On Sun, Feb 23, 2025 at 02:20:46PM +0800, Yafang Shao wrote:
> +++ b/kernel/livepatch/patch.c
> @@ -95,7 +95,12 @@ static void notrace klp_ftrace_handler(unsigned long ip,
>  
>               patch_state = current->patch_state;
>  
> -             WARN_ON_ONCE(patch_state == KLP_TRANSITION_IDLE);
> +             /* If the patch_state is KLP_TRANSITION_IDLE, it indicates the
> +              * task was forked after klp_init_transition(). For this newly
> +              * forked task, it is safe to switch it to klp_target_state.
> +              */
> +             if (patch_state == KLP_TRANSITION_IDLE)
> +                     current->patch_state = klp_target_state;

Hm, but then the following line is:

>               if (patch_state == KLP_TRANSITION_UNPATCHED) {

Shouldn't the local 'patch_state' variable be updated?

It also seems unnecessary to update 'current->patch_state' here.

> @@ -294,6 +294,13 @@ static int klp_check_and_switch_task(struct task_struct 
> *task, void *arg)
>  {
>       int ret;
>  
> +     /* If the patch_state remains KLP_TRANSITION_IDLE at this point, it
> +      * indicates that the task was forked after klp_init_transition(). For
> +      * this newly forked task, it is now safe to perform the switch.
> +      */
> +     if (task->patch_state == KLP_TRANSITION_IDLE)
> +             goto out;
> +

This also seems unnecessary.  No need to transition the patch if the
ftrace handler is already doing the right thing.  klp_try_switch_task()
can just return early on !TIF_PATCH_PENDING.

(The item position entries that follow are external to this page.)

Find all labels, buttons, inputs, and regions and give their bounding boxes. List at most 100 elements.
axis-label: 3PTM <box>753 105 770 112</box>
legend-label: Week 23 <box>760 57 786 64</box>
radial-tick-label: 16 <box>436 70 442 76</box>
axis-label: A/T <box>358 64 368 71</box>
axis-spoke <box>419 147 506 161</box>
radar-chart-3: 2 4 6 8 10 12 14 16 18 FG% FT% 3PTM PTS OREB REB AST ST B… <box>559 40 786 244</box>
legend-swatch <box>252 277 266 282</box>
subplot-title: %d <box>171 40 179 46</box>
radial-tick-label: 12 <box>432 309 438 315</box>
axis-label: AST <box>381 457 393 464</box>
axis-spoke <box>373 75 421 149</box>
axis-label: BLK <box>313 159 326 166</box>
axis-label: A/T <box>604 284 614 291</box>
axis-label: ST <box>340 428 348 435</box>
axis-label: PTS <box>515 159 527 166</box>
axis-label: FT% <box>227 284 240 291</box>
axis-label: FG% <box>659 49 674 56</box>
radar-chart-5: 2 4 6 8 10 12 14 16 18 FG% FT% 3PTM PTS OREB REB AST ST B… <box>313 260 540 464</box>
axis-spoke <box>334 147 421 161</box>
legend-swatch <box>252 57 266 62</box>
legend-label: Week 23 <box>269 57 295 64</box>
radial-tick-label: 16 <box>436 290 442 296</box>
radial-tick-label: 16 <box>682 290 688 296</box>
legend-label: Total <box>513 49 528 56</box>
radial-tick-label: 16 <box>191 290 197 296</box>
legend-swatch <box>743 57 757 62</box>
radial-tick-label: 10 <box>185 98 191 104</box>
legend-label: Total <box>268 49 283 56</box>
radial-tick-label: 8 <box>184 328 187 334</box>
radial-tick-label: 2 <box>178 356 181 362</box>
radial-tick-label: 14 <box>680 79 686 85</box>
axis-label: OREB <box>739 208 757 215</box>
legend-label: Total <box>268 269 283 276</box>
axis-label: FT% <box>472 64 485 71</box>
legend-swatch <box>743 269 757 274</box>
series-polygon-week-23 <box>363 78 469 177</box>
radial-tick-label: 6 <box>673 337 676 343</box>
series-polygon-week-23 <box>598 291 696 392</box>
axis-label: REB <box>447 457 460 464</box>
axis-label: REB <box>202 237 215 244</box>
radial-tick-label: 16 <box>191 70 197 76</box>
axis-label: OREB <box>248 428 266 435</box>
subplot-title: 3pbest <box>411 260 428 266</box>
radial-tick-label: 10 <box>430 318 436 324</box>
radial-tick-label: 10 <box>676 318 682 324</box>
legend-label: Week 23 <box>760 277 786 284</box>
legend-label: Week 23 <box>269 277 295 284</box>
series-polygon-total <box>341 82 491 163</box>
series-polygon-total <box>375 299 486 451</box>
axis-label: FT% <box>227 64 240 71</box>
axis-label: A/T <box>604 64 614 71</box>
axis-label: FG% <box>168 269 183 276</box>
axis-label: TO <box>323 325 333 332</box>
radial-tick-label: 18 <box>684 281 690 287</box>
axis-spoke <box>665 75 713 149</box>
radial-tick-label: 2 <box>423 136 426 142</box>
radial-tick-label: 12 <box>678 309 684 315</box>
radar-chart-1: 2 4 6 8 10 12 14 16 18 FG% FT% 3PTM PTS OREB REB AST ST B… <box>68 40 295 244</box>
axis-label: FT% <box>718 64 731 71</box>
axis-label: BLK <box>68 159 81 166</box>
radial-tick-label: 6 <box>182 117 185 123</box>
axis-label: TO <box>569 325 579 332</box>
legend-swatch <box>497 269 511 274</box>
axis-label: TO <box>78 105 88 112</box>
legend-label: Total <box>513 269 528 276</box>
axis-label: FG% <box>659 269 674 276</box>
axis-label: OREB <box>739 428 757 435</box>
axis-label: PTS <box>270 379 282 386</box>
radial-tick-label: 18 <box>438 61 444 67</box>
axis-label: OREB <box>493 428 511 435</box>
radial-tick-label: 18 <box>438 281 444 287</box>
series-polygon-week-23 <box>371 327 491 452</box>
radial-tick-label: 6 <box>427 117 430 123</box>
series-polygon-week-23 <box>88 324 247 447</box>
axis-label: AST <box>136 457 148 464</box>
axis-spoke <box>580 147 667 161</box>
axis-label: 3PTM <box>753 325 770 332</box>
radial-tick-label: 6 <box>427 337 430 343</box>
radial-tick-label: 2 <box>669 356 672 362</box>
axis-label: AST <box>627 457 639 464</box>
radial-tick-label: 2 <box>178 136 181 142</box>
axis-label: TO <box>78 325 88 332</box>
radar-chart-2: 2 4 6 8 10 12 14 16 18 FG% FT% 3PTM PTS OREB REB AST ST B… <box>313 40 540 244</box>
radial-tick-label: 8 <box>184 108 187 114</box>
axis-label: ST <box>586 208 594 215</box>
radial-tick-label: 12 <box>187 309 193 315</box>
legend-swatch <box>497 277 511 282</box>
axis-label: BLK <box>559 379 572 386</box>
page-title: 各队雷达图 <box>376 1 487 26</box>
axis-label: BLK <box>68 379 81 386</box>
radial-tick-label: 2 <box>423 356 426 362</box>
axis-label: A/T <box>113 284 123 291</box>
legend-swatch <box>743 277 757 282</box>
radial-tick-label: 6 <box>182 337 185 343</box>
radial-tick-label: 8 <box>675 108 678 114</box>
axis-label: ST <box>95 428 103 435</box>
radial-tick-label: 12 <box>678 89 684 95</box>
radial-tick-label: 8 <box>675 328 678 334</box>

> @@ -466,11 +474,11 @@ void klp_try_complete_transition(void)
>        * Usually this will transition most (or all) of the tasks on a system
>        * unless the patch includes changes to a very common function.
>        */
> -     read_lock(&tasklist_lock);
> +     rcu_read_lock();
>       for_each_process_thread(g, task)
>               if (!klp_try_switch_task(task))
>                       complete = false;
> -     read_unlock(&tasklist_lock);
> +     rcu_read_unlock();

Can this also be done for the idle tasks?